In retrospect, I do think it was a storm in a teacup, but it would be good if the issue is seen from a far-sighted perspective with the Malaysian multiracial context in mind.
I suppose the issue has now been watered down with all parties agreeing that Ponggal is a non-religious festival.
What is it about race and religion that is tearing the world apart with all kinds of atrocities meted out to people with no regard to humanity? The searing heat of actions and words from opposing factions is scorching the Earth. Its impact being greater than the effect of extreme weather conditions.
This brings me to the next question, can humans live without race and religion? It is debatable of course. On one hand, we can argue that animals don’t have religion and they survive fine. People can have morals without religion and sometimes are more moral without it. Many if not most wars have been fought over religion. Religion has, at times, done harm to humanity. Animals don’t kill off the entire species or do great harm without religion, and neither would humans.
I think religion creates a false sense of belonging and impressions in the mind. It leads to superstitions and illusions that eventually work against life, complicating it. If the argument is that morals and ethics are derivatives of religion, it is a grossly misjudged fallacy.

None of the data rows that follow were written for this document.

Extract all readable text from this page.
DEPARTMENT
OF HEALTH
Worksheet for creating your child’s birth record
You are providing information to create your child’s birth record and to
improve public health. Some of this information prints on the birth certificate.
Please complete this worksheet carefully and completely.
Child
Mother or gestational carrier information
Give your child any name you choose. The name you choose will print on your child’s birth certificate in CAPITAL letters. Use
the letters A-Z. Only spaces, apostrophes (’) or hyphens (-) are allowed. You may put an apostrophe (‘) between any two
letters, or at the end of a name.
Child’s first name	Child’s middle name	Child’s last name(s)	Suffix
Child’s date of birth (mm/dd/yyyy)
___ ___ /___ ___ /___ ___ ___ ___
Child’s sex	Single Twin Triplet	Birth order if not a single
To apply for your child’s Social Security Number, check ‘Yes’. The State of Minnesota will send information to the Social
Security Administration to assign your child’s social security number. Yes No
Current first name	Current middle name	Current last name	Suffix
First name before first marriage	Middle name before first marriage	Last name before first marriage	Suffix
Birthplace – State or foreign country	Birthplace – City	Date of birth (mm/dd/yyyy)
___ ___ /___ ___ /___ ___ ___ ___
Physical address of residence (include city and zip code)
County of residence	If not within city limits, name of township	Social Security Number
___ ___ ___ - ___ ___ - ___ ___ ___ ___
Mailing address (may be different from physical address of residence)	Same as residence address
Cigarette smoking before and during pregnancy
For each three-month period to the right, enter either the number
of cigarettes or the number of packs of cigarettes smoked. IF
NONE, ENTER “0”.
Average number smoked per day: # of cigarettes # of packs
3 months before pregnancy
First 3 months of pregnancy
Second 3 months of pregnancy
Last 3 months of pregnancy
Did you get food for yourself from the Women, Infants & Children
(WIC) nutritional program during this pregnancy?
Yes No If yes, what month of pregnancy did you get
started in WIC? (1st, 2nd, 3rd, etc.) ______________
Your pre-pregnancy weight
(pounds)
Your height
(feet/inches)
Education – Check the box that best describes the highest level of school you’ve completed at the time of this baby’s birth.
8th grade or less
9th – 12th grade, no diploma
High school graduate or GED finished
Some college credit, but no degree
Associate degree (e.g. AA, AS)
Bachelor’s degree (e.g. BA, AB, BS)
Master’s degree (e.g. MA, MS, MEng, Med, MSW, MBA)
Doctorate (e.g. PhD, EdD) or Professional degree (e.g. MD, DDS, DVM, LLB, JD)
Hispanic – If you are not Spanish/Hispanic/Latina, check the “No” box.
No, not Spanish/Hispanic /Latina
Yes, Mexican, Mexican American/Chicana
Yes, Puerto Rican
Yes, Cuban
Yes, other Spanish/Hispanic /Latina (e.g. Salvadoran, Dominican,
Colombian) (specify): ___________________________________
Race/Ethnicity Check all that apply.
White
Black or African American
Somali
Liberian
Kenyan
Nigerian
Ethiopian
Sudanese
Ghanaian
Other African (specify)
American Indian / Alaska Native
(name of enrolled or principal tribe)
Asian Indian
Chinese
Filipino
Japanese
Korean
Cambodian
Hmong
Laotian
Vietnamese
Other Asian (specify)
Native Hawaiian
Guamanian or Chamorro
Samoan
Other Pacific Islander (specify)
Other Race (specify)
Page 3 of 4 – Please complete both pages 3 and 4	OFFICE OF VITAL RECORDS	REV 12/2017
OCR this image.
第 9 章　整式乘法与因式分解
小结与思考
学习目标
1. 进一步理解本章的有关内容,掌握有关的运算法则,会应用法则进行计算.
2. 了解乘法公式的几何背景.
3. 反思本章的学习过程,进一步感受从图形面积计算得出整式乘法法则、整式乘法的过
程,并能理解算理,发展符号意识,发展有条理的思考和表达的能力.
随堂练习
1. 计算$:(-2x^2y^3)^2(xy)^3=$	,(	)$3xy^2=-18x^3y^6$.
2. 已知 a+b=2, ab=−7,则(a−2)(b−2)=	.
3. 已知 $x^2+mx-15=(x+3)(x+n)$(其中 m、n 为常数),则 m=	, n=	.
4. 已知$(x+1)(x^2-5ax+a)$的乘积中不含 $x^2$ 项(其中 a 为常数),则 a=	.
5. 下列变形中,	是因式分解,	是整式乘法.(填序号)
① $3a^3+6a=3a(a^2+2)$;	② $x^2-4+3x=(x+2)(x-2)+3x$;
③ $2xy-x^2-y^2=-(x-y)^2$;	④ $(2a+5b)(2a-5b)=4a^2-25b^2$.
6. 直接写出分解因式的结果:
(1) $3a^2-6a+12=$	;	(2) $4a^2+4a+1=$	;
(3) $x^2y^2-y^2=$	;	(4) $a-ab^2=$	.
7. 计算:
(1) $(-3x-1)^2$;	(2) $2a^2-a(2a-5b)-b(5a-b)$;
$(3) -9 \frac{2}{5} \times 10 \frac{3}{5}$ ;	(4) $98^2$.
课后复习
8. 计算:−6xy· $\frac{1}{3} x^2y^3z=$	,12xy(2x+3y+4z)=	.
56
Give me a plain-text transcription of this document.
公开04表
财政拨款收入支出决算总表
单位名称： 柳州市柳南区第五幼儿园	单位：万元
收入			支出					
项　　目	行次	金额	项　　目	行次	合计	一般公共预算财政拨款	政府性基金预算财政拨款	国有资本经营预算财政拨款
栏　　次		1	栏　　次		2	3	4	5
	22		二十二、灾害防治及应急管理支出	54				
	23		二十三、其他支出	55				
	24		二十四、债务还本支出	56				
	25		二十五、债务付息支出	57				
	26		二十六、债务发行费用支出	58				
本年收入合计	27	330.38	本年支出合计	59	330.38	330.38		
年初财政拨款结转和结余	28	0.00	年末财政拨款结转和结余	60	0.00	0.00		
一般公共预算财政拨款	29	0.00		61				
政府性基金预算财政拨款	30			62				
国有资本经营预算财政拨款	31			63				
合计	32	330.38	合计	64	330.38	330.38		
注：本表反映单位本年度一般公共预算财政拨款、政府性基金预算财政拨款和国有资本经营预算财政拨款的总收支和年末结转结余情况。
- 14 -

If we base right and wrong on the basis of logic and scientific disposition, religion can be made redundant.
Don’t get me wrong, I am neither an atheist nor agnostic but what is the purpose of religion?
While all religions share the same essential purpose, they also share the same common problem of obsession and focusing on the lesser important aspects of the religion.
Instead of freeing people from their burdens, religion itself poses a great burden with hurdles and restrictions of various kinds. Instead of bringing unity, religion is the main cause of disunity and hatred.
As they say, “Once upon a time ... there was humanity”.